A juger par les résultats, les objectifs des élites de l’Europe -donc de ses institutions, Commission et Etats membres inclus- consistent à acquérir le maximum de richesses pour elles-mêmes aux dépens des peuples et d’en finir avec la démocratie. Dans les années 1970, le partage de la valeur ajoutée des économies européennes était d’environ 70 % pour le travail (salaires) et 30% pour le capital (dividendes, intérêts, rentes). Depuis, le capital a gagné 10 points. La perte de 10 % chaque année pour les salariés se monte à la bagatelle de 1.400 milliards d'euros par an qu’ils ne dépensent plus dans l’économie réelle, celle des biens et des services. En revanche, le supplément de 10% qu’empoche le capital permet d’investir beaucoup plus sur les marchés financiers, ceux-là mêmes qui nous ont fait tant de cadeaux depuis 2007-2008, mais fait aussi perdre des emplois.

Guerre des classes réussie?
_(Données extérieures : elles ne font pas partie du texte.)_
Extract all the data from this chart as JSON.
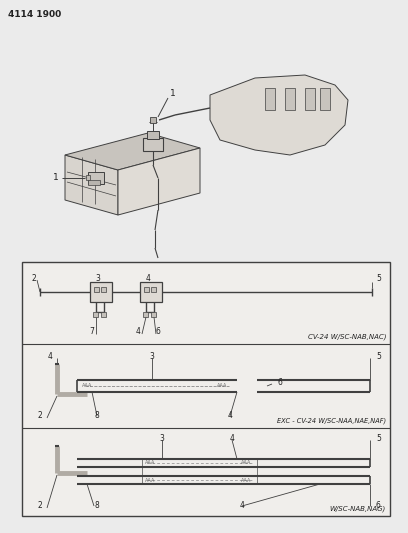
{
  "page_number": "4114 1900",
  "bg_color": "#ebebeb",
  "line_color": "#404040",
  "text_color": "#222222",
  "panel_bg": "#f0eeeb",
  "section1_label": "CV-24 W/SC-NAB,NAC)",
  "section2_label": "EXC - CV-24 W/SC-NAA,NAE,NAF)",
  "section3_label": "W/SC-NAB,NAG)",
  "fig_w": 4.08,
  "fig_h": 5.33,
  "dpi": 100
}
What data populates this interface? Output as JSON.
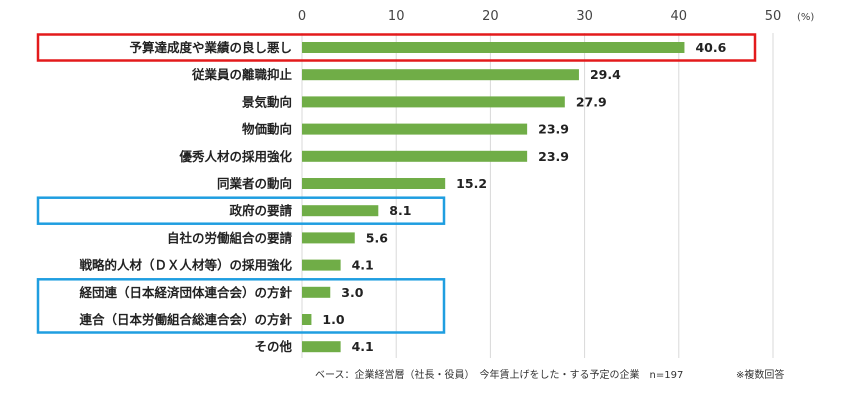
{
  "chart_data": {
    "type": "bar",
    "orientation": "horizontal",
    "categories": [
      "予算達成度や業績の良し悪し",
      "従業員の離職抑止",
      "景気動向",
      "物価動向",
      "優秀人材の採用強化",
      "同業者の動向",
      "政府の要請",
      "自社の労働組合の要請",
      "戦略的人材（ＤＸ人材等）の採用強化",
      "経団連（日本経済団体連合会）の方針",
      "連合（日本労働組合総連合会）の方針",
      "その他"
    ],
    "values": [
      40.6,
      29.4,
      27.9,
      23.9,
      23.9,
      15.2,
      8.1,
      5.6,
      4.1,
      3.0,
      1.0,
      4.1
    ],
    "value_labels": [
      "40.6",
      "29.4",
      "27.9",
      "23.9",
      "23.9",
      "15.2",
      "8.1",
      "5.6",
      "4.1",
      "3.0",
      "1.0",
      "4.1"
    ],
    "xlim": [
      0,
      50
    ],
    "ticks": [
      "0",
      "10",
      "20",
      "30",
      "40",
      "50"
    ],
    "unit_label": "(%)",
    "grid": true,
    "bar_color": "#70ad47",
    "grid_color": "#d9d9d9",
    "highlight_groups": [
      {
        "color": "#e31a1c",
        "items": [
          0
        ]
      },
      {
        "color": "#1f9ee0",
        "items": [
          6
        ]
      },
      {
        "color": "#1f9ee0",
        "items": [
          9,
          10
        ]
      }
    ]
  },
  "footnote": {
    "base": "ベース：企業経営層（社長・役員）　今年賃上げをした・する予定の企業　n=197",
    "multi": "※複数回答"
  }
}
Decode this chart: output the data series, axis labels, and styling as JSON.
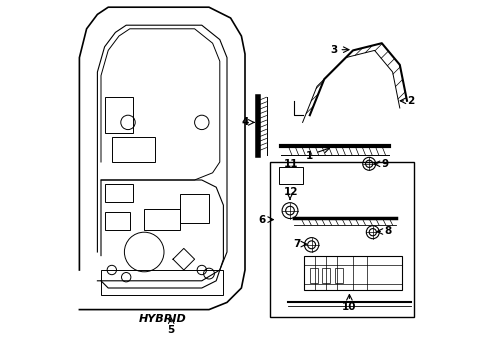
{
  "background_color": "#ffffff",
  "line_color": "#000000",
  "text_color": "#000000",
  "label_fontsize": 7.5,
  "hybrid_text": "HYBRID",
  "part_labels": [
    "1",
    "2",
    "3",
    "4",
    "5",
    "6",
    "7",
    "8",
    "9",
    "10",
    "11",
    "12"
  ]
}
Loin de moi de le dire. Toutefois, l’institution révolutionnaire qu’est l’OCDE notait déjà en 2003 un «effondrement depuis le début des années 1980 de la part du travail dans la valeur ajoutée dans toute l’Europe et particulièrement en France». Selon M. Warren Buffett, troisième fortune mondiale: «Il y a une guerre des classes, c’est vrai, mais c’est ma classe, la classe des riches qui la mène, et nous sommes en train de la gagner». Eurostat constatait aussi que les dépenses de la protection sociale par rapport au PNB en Europe n’ont cessé de chuter depuis 1996. Le Etats-membres peuvent blâmer l’Europe de Bruxelles ou inversement: la doctrine néolibérale et ceux qui appartiennent à ce que j’appelle la «classe de Davos» règnent.

A quand une taxe sur les transactions financières? Une loi pour mettre les banques «trop grosses pour faire faillite» sous contrôle? Une harmonisation des impôts (vers le haut)? Une part juste pour les salariés et pour la protection sociale ? Des Euro-bons du trésor pour mener une transition verte vers une économie basée sur les énergies renouvelables qu’aucun pays ne peut réussir seul ? Aux Calendes grecques.     
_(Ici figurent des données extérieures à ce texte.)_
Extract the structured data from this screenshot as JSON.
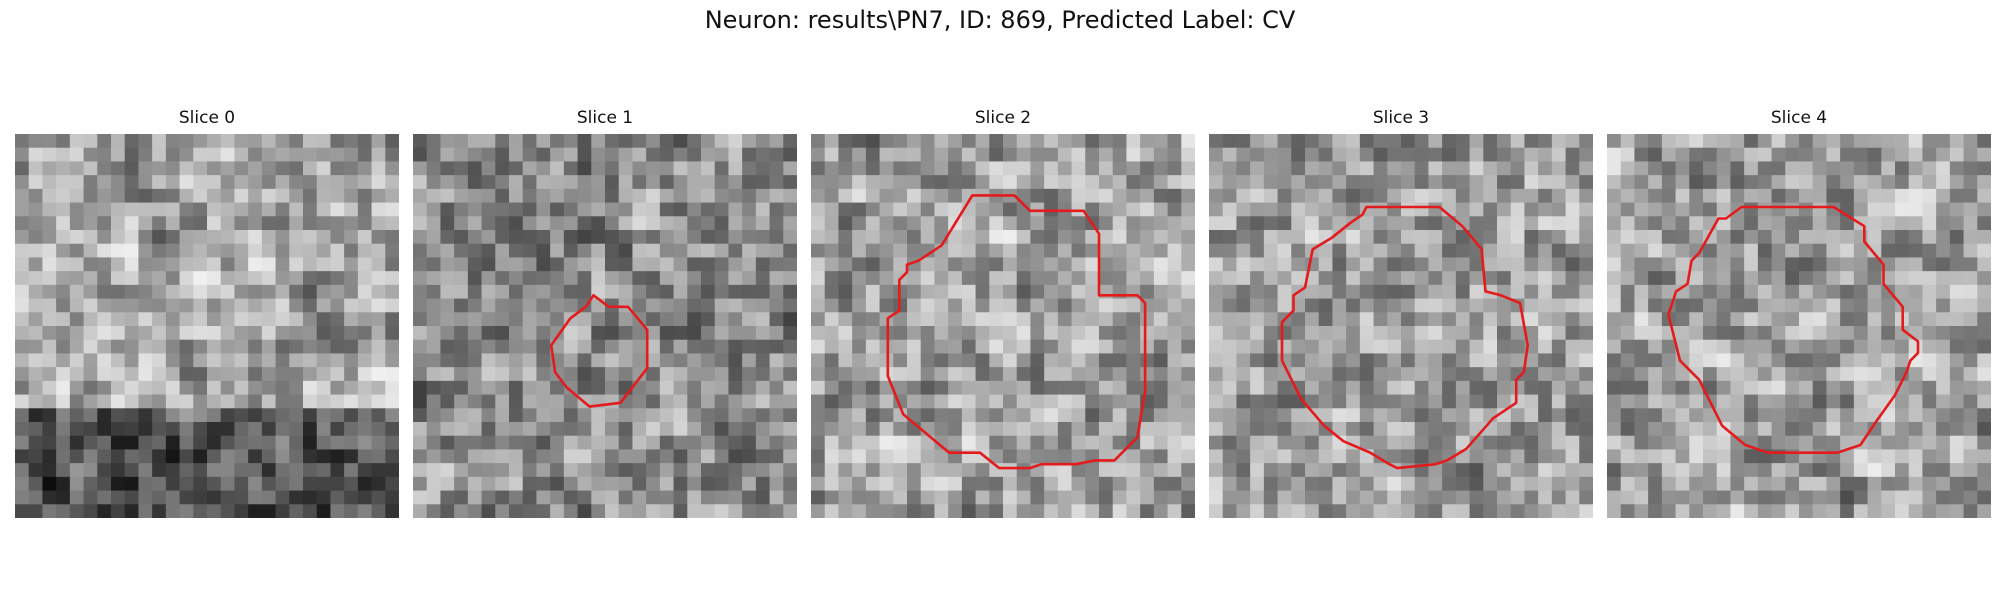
{
  "figure": {
    "title": "Neuron: results\\PN7, ID: 869, Predicted Label: CV"
  },
  "grid_size": 28,
  "outline_color": "#e41a1c",
  "slices": [
    {
      "label": "Slice 0",
      "has_outline": false,
      "outline": [],
      "tone": {
        "seed": 11,
        "base": 165,
        "bands": [
          {
            "y0": 0.72,
            "y1": 1.0,
            "delta": -85
          }
        ]
      }
    },
    {
      "label": "Slice 1",
      "has_outline": true,
      "outline": [
        [
          0.47,
          0.42
        ],
        [
          0.51,
          0.45
        ],
        [
          0.56,
          0.45
        ],
        [
          0.61,
          0.51
        ],
        [
          0.61,
          0.61
        ],
        [
          0.54,
          0.7
        ],
        [
          0.46,
          0.71
        ],
        [
          0.4,
          0.66
        ],
        [
          0.37,
          0.62
        ],
        [
          0.36,
          0.55
        ],
        [
          0.41,
          0.48
        ],
        [
          0.45,
          0.45
        ]
      ],
      "tone": {
        "seed": 23,
        "base": 140,
        "bands": []
      }
    },
    {
      "label": "Slice 2",
      "has_outline": true,
      "outline": [
        [
          0.34,
          0.29
        ],
        [
          0.42,
          0.16
        ],
        [
          0.53,
          0.16
        ],
        [
          0.57,
          0.2
        ],
        [
          0.71,
          0.2
        ],
        [
          0.75,
          0.26
        ],
        [
          0.75,
          0.42
        ],
        [
          0.85,
          0.42
        ],
        [
          0.87,
          0.44
        ],
        [
          0.87,
          0.67
        ],
        [
          0.85,
          0.79
        ],
        [
          0.79,
          0.85
        ],
        [
          0.74,
          0.85
        ],
        [
          0.69,
          0.86
        ],
        [
          0.6,
          0.86
        ],
        [
          0.57,
          0.87
        ],
        [
          0.49,
          0.87
        ],
        [
          0.44,
          0.83
        ],
        [
          0.36,
          0.83
        ],
        [
          0.24,
          0.73
        ],
        [
          0.2,
          0.63
        ],
        [
          0.2,
          0.48
        ],
        [
          0.23,
          0.46
        ],
        [
          0.23,
          0.38
        ],
        [
          0.25,
          0.36
        ],
        [
          0.25,
          0.34
        ],
        [
          0.28,
          0.33
        ]
      ],
      "tone": {
        "seed": 37,
        "base": 160,
        "bands": []
      }
    },
    {
      "label": "Slice 3",
      "has_outline": true,
      "outline": [
        [
          0.32,
          0.27
        ],
        [
          0.37,
          0.23
        ],
        [
          0.4,
          0.21
        ],
        [
          0.41,
          0.19
        ],
        [
          0.6,
          0.19
        ],
        [
          0.66,
          0.24
        ],
        [
          0.71,
          0.3
        ],
        [
          0.72,
          0.41
        ],
        [
          0.76,
          0.42
        ],
        [
          0.81,
          0.44
        ],
        [
          0.83,
          0.55
        ],
        [
          0.82,
          0.62
        ],
        [
          0.8,
          0.64
        ],
        [
          0.8,
          0.7
        ],
        [
          0.74,
          0.74
        ],
        [
          0.67,
          0.82
        ],
        [
          0.62,
          0.85
        ],
        [
          0.59,
          0.86
        ],
        [
          0.49,
          0.87
        ],
        [
          0.47,
          0.86
        ],
        [
          0.42,
          0.83
        ],
        [
          0.35,
          0.8
        ],
        [
          0.3,
          0.76
        ],
        [
          0.24,
          0.69
        ],
        [
          0.19,
          0.59
        ],
        [
          0.19,
          0.49
        ],
        [
          0.22,
          0.46
        ],
        [
          0.22,
          0.42
        ],
        [
          0.25,
          0.4
        ],
        [
          0.27,
          0.3
        ]
      ],
      "tone": {
        "seed": 53,
        "base": 158,
        "bands": []
      }
    },
    {
      "label": "Slice 4",
      "has_outline": true,
      "outline": [
        [
          0.24,
          0.31
        ],
        [
          0.29,
          0.22
        ],
        [
          0.31,
          0.22
        ],
        [
          0.35,
          0.19
        ],
        [
          0.59,
          0.19
        ],
        [
          0.67,
          0.24
        ],
        [
          0.67,
          0.28
        ],
        [
          0.72,
          0.34
        ],
        [
          0.72,
          0.39
        ],
        [
          0.77,
          0.45
        ],
        [
          0.77,
          0.51
        ],
        [
          0.81,
          0.54
        ],
        [
          0.81,
          0.57
        ],
        [
          0.79,
          0.59
        ],
        [
          0.78,
          0.62
        ],
        [
          0.75,
          0.68
        ],
        [
          0.7,
          0.75
        ],
        [
          0.66,
          0.81
        ],
        [
          0.6,
          0.83
        ],
        [
          0.52,
          0.83
        ],
        [
          0.42,
          0.83
        ],
        [
          0.36,
          0.81
        ],
        [
          0.3,
          0.76
        ],
        [
          0.24,
          0.64
        ],
        [
          0.19,
          0.59
        ],
        [
          0.16,
          0.47
        ],
        [
          0.17,
          0.44
        ],
        [
          0.18,
          0.41
        ],
        [
          0.21,
          0.39
        ],
        [
          0.22,
          0.33
        ]
      ],
      "tone": {
        "seed": 71,
        "base": 158,
        "bands": []
      }
    }
  ]
}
A propos de la Grèce, nous avons compris définitivement en juillet 2015 que l’Europe ne permettrait jamais que la démocratie puisse interférer avec son projet fondamental. Les officiels le disent d’ailleurs ouvertement. Aucun vote ne saurait changer une virgule aux Traités, textes sacrés.  Les peuples de France et des Pays Bas l’avaient appris il y a une décennie quand la Commission a balayé leurs votes contre la Constitution.

Cette Europe-là veut nous mettre dans une prison haute sécurité néolibérale d’où on ne pourrait plus se sauver. Seules deux stratégies nous permettraient d’y échapper : Celle dite «de Dracula» qui consiste à exposer cette Europe à la lumière du jour devant les peuples pour qu’elle se ratatine comme le vampire. L’autre : que nos pays commettent des actes de désobéissance civile. Il nous faut des dirigeants politiques qui l’osent.